Tre bambini comaschi con sindrome di Kawasaki, uno è ricoverato al Papa Giovanni
I piccoli hanno 5, 3 e 2 anni. L'ospedale di Bergamo è ritenuto una delle eccellenze per questa particolare malattia, che pare sia correlata al Covid-19, come dimostrerebbe uno studio proprio dei medici bergamaschi pubblicato sulla rivista scientifica "The Lancet"
Tre bambini di 5, 3 e 2 anni, tutti residenti in comuni della provincia di Como, sono stati ricoverati nelle scorse ore all’ospedale Sant’Anna con sindrome di Kawasaki, malattia che secondo alcuni studi (ma ancora non ci sono certezze) potrebbe essere correlata al Covid-19. A comunicarlo è una nota di Asst Lariana, riportata dai colleghi di PrimaComo.
Per due di questi bambini si è reso necessario il trasferimento nelle terapie intensive pediatriche di Bergamo, all'ospedale Papa Giovanni, e di Milano, all'ospedale Buzzi, stante l’interessamento infiammatorio del tessuto cardiaco (miocardite). Le due strutture rappresentano l’eccellenza rispetto al trattamento di questa patologia infantile. Il terzo bimbo è tuttora ricoverato al Sant’Anna dove si stanno ultimando i necessari accertamenti. Febbre alta da oltre tre giorni, congiuntivite, eruzioni cutanee, gonfiore e/o arrossamento delle mani e dei piedi sono i principali sintomi della malattia di Kawasaki, che è una rara malattia infiammatoria che colpisce i vasi sanguigni (vasculite) e che colpisce in genere i bambini di età inferiore ai cinque anni.

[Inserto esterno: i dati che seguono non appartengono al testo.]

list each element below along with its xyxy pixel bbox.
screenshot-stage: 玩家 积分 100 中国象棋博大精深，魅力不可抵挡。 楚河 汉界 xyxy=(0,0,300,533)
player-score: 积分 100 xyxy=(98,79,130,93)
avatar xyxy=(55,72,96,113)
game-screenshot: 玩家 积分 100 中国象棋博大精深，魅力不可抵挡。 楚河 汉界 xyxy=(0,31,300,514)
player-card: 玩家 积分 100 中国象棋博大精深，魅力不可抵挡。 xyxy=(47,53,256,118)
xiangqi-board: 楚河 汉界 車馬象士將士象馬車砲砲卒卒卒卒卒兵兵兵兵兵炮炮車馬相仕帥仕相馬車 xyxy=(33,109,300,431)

Dagli studi finora pubblicati sembra che la Kawasaki - le cui cause sono tuttora sconosciute - possa essere favorita da una reazione immunitaria eccessiva ad un’infezione, reazione che il Covid, appunto, potrebbe provocare. Questo è quanto ipotizza, ad esempio, un recente studio pubblicato sulla rivista scientifica The Lancet dalla Pediatria dell’ospedale di Bergamo sul legame tra Covid-19 e la malattia di Kawasaki. Lo studio ha analizzato dieci casi di bambini con sintomi compatibili con una diagnosi di malattia di Kawasaki arrivati al Papa Giovanni XXIII tra il 1 marzo e il 20 aprile 2020. Nei cinque anni precedenti questa malattia era stata diagnosticata in soli 19 bambini.
«Nessuna paura e nessun allarme - osserva il primario della Pediatria del Sant’Anna, Angelo Selicorni -. I genitori devono essere attenti a monitorare una serie di campanelli d’allarme che i pediatri di famiglia ben conoscono: oltre a una febbre alta da più giorni, la comparsa di congiuntivite, labbra o bocca secche, uno stato di debolezza generale, arrossamento e/o gonfiore delle mani e dei piedi e aumento di dimensione di alcuni linfonodi. In questi casi è necessario approfondire la situazione con accertamenti mirati ed attivare le terapie necessarie».